Incorporating User Activity Data for Improved User Entity Resolution

Mr Sapumal Ahangama
A/P Poo Chiang Choon, Danny, Associate Professor, School of Computing

  19 Sep 2019 Thursday, 02:00 PM to 03:30 PM

 MR3, COM2-02-26


Widespread adoption of information systems has created vast amounts of digital data traces concerning the users, their relationships and personal activities. Interconnecting the digital data traces of a user from various information systems is not an easy task and is an open problem, commonly known as user entity resolution. Since the focus of prior research on incorporating user activity data for user entity resolution seems to be inadequate, in this thesis it is attempted to develop methods that would enable the incorporation of user activity data in user entity resolution with improved accuracy.
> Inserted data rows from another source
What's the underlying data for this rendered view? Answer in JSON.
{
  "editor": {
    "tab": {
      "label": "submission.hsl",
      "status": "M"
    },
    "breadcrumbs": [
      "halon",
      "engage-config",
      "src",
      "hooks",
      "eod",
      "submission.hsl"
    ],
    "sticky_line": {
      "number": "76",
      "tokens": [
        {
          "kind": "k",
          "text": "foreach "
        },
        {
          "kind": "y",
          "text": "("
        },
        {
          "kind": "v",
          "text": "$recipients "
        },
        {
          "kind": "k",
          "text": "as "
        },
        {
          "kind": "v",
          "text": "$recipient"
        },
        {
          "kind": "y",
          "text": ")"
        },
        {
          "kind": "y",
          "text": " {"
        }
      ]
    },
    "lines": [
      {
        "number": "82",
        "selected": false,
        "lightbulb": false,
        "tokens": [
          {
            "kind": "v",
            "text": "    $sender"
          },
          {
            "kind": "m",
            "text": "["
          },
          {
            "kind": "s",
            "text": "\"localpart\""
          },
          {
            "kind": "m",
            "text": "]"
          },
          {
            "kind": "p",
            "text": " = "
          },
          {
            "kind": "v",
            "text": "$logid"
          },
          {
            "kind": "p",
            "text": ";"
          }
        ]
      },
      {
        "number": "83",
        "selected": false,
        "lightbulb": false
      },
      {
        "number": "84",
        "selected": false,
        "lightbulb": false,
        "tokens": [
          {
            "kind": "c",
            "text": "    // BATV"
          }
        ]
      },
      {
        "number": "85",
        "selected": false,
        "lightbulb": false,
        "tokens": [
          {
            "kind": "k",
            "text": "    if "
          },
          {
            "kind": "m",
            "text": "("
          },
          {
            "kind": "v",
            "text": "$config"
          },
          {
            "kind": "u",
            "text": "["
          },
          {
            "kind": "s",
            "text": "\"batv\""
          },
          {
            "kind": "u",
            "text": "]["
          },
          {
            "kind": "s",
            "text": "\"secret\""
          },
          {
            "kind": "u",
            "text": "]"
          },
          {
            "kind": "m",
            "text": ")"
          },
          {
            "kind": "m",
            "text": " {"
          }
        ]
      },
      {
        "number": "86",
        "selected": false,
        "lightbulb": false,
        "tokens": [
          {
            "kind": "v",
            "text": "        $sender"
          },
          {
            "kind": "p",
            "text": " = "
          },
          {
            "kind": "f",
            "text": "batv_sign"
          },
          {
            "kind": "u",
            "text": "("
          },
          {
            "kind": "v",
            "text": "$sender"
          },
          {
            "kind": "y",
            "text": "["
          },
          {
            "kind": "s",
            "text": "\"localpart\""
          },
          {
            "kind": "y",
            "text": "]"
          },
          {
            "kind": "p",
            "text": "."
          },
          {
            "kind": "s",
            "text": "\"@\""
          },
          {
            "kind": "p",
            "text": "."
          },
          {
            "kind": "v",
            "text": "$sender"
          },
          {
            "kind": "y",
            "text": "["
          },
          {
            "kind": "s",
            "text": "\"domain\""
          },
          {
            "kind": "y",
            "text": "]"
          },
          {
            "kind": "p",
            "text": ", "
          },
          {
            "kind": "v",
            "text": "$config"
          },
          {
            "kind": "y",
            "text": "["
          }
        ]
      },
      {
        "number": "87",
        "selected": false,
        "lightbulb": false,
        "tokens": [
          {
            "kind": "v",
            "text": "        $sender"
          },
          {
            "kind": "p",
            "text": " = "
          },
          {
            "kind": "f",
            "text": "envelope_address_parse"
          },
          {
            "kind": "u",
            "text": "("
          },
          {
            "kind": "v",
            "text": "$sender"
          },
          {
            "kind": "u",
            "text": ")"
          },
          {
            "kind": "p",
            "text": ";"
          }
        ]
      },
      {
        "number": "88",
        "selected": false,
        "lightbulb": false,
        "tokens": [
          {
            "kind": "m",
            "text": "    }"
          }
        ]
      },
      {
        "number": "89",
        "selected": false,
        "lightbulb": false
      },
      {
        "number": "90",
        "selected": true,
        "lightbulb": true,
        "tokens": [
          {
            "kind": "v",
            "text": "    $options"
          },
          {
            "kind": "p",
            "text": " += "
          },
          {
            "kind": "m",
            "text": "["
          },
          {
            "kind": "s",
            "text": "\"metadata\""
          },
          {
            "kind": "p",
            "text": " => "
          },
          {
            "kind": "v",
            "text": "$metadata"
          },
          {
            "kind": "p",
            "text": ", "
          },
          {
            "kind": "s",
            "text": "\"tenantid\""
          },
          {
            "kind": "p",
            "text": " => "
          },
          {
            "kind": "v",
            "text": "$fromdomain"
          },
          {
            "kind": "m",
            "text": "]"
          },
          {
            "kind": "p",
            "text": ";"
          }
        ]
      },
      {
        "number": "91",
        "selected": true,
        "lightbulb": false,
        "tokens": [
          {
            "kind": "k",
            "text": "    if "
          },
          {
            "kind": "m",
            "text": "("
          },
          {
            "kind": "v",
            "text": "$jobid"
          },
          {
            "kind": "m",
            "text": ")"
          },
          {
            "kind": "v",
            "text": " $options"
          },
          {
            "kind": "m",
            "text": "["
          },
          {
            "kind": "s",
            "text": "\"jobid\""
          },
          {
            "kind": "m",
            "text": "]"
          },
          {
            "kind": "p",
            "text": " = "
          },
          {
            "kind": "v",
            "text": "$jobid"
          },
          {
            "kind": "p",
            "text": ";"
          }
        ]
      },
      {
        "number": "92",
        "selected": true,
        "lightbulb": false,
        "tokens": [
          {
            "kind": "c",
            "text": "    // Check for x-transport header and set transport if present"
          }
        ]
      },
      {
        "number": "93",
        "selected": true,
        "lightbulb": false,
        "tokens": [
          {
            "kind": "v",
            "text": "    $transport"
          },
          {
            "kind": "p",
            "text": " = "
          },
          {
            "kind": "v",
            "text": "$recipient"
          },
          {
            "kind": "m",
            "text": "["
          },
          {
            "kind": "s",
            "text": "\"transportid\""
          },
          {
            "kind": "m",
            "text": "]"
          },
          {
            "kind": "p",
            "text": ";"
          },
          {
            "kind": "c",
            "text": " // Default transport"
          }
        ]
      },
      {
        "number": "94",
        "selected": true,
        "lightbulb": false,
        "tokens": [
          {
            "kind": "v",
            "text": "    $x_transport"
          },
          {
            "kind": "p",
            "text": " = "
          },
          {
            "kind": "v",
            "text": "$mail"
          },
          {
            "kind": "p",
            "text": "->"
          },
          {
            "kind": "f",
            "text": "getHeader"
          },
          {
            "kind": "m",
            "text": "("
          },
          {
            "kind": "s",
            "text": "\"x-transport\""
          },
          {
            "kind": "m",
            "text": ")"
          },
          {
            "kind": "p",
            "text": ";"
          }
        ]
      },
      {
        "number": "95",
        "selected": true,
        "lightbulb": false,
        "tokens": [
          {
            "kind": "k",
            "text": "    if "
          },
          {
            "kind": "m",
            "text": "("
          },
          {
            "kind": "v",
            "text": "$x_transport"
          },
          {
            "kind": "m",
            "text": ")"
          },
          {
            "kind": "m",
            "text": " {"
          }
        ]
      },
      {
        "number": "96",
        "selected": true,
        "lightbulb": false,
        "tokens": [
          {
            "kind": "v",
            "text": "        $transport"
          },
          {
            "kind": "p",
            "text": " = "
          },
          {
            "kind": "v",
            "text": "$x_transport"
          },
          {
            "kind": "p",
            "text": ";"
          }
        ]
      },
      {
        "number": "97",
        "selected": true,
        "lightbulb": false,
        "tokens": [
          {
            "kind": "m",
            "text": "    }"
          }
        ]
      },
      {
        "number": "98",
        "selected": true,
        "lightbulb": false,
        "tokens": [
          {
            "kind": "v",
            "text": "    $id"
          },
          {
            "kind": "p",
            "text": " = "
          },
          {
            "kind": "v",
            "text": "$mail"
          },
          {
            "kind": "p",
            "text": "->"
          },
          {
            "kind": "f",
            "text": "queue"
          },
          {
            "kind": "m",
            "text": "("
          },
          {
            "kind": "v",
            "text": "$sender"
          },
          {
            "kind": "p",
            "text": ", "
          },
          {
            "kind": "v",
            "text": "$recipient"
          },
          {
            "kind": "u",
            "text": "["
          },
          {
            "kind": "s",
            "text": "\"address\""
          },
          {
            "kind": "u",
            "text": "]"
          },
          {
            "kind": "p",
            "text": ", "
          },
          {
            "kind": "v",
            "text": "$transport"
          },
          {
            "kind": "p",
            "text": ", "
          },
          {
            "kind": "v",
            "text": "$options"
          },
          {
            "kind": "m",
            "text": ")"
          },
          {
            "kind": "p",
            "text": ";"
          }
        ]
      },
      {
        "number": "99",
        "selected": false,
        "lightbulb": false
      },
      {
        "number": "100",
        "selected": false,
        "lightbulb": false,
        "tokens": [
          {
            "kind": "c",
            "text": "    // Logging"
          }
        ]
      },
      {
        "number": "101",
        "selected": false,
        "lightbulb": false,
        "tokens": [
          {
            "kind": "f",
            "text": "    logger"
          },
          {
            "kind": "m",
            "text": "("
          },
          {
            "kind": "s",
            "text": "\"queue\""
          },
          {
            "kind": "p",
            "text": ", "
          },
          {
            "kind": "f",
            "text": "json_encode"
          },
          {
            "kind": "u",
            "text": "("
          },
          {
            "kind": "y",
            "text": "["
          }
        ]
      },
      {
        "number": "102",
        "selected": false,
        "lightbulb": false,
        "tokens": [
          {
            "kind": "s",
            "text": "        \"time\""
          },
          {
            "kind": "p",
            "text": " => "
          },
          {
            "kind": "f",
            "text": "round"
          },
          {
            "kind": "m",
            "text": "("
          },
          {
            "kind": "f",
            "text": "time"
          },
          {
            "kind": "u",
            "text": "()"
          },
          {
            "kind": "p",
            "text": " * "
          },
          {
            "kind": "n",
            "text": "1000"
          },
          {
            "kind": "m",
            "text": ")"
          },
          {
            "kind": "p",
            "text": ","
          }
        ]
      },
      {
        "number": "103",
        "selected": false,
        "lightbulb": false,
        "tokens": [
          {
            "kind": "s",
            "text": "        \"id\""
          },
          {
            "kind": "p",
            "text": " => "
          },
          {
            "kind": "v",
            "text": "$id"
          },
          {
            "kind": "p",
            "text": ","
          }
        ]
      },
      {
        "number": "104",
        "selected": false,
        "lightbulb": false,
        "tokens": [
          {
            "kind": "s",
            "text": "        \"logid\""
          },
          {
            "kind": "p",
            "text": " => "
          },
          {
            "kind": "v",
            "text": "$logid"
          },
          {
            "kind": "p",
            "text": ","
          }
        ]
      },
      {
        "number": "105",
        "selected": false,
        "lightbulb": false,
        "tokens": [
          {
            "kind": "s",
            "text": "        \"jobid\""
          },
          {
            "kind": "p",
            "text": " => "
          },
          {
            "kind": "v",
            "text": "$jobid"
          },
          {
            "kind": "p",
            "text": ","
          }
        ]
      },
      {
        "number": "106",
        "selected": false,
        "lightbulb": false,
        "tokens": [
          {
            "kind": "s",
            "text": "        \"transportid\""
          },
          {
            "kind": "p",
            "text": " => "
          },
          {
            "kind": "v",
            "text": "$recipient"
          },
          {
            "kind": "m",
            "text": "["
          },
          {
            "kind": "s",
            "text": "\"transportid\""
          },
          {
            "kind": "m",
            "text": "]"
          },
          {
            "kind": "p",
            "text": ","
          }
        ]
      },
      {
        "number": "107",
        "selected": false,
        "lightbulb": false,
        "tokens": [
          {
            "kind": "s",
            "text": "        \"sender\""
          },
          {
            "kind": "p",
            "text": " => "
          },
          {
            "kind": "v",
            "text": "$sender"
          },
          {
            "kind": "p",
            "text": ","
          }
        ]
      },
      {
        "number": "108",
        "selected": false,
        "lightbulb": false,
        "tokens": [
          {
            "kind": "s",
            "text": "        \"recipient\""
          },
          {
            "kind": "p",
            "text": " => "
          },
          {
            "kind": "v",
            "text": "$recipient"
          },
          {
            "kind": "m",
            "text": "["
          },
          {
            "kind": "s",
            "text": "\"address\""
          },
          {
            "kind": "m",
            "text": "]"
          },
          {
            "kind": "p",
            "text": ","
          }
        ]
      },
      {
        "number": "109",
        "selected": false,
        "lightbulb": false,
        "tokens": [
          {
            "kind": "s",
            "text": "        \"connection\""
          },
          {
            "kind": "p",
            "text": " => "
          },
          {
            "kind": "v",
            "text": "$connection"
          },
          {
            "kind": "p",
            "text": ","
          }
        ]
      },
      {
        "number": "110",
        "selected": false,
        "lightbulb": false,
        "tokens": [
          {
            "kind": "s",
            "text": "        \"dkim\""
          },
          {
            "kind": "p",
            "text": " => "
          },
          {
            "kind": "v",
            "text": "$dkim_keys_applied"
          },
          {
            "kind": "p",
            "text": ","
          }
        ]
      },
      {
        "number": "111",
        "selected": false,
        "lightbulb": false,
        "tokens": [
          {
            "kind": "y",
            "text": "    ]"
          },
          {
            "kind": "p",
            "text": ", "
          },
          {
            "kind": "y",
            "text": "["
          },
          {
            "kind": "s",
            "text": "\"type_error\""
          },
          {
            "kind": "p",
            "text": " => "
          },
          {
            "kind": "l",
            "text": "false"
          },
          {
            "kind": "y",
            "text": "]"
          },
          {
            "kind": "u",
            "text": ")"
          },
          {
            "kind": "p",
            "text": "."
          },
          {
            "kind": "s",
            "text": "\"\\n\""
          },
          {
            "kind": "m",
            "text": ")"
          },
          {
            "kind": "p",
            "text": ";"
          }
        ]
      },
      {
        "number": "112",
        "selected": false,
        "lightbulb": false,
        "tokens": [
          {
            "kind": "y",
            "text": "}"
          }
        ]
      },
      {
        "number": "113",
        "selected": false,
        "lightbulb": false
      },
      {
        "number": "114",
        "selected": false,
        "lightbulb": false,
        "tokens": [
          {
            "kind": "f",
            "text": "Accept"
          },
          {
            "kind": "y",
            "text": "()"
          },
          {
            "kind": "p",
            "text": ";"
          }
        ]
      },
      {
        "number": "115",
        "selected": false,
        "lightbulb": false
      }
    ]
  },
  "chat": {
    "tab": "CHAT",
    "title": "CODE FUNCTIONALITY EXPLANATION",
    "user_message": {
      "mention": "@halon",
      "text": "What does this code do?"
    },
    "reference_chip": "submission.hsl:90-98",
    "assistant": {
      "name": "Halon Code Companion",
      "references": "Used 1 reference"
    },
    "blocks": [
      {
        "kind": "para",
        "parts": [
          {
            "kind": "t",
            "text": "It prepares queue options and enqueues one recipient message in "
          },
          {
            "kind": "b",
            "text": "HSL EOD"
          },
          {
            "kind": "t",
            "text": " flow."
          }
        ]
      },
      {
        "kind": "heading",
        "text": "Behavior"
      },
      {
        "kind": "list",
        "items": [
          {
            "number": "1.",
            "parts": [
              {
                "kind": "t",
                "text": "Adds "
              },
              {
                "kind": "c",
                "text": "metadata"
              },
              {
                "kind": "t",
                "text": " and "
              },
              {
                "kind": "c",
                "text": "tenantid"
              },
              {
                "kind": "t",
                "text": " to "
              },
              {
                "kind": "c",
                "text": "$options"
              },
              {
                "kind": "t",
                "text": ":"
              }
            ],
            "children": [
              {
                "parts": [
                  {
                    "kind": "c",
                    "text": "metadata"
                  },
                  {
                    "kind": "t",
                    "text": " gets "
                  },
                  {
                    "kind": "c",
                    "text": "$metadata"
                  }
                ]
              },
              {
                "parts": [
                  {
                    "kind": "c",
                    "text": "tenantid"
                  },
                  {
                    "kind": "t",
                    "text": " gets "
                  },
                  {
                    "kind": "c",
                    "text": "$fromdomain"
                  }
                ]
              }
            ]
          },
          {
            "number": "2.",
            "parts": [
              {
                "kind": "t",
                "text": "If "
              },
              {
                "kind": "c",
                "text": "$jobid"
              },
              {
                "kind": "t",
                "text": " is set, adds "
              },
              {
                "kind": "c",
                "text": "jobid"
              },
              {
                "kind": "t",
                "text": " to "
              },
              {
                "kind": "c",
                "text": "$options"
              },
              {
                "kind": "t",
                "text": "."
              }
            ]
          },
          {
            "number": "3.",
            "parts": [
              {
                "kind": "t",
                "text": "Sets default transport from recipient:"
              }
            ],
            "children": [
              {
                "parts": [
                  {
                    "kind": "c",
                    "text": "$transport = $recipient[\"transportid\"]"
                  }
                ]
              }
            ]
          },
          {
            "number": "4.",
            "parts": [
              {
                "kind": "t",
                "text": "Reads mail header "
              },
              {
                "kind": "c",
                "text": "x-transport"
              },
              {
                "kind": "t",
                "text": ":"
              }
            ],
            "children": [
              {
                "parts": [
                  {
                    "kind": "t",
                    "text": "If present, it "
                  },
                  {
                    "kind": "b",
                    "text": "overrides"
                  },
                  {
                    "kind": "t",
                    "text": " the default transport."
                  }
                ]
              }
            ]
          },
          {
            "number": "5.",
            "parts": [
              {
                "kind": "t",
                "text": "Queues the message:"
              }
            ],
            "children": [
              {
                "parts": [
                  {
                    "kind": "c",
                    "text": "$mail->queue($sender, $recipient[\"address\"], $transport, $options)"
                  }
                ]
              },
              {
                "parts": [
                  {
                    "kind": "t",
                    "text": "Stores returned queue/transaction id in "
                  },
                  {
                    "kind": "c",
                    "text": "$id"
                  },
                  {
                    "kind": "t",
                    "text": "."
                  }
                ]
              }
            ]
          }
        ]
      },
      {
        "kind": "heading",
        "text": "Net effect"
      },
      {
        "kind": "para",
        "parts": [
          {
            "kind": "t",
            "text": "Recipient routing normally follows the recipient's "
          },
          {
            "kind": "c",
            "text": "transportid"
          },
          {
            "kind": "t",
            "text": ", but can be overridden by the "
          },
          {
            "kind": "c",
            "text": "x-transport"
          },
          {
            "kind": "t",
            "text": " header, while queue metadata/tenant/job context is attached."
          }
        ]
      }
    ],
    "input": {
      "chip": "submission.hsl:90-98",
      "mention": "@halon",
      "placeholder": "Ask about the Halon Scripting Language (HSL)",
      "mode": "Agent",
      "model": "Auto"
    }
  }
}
In approaching user entity resolution problems, prior researchers have carried out studies in two directions. One direction is on approximate matching or blocking methods with the intention of reducing the search space in relative terms. The second direction is on more granular user matching with the intention of identifying top-K user matches which would further filter the created blocks. Acknowledging the limitations and differentiation power of user activity data, this thesis presents methods where user activity data can be effectively incorporated in these two directions.

The first part of the thesis is an approximate matching method for text generated by users in related domains. In this proposed approach, text data was first mapped to the latent space using topic modelling and different localities within the latent space were searched using locality sensitive hashing to generate the user blocks. The hash boundaries were relaxed iteratively to account for cross domain differences. The superiority of results obtained from this study exceeding the state of the art baseline methods, validates the proposed approach of blocking the users in the latent space. The proposed method is capable of reducing the search space approximately by 80% for 90% of the users in a highly homogenous cross domain dataset.

In the second part of the thesis, it was attempted to identify a cross domain transfer model for user activity data using a deep learning transfer model. The intuition is that the user activity data in one domain could be converted to an estimated representation of a secondary domain using the proposed model. This secondary domain representation could be used to search and further filter the blocks generated through approximate matching methods to identify the user. The study presents four sub-variations of the model as a model for incomplete view in the secondary domain, a model developed for cold start scenario in the secondary domain, a model to incorporate auxiliary information and a model to incorporate first order network proximity of the users.

In the evaluation, the knowledge transfer capabilities of the models are first validated, using a recommendation problem. Upon validation, the model is applied to further filter the blocks generated, through approximate matching methods. The results indicate that the proposed approach has better capability in identifying the top K most probable matches within the above blocks, with results far exceeding the state of the art baselines.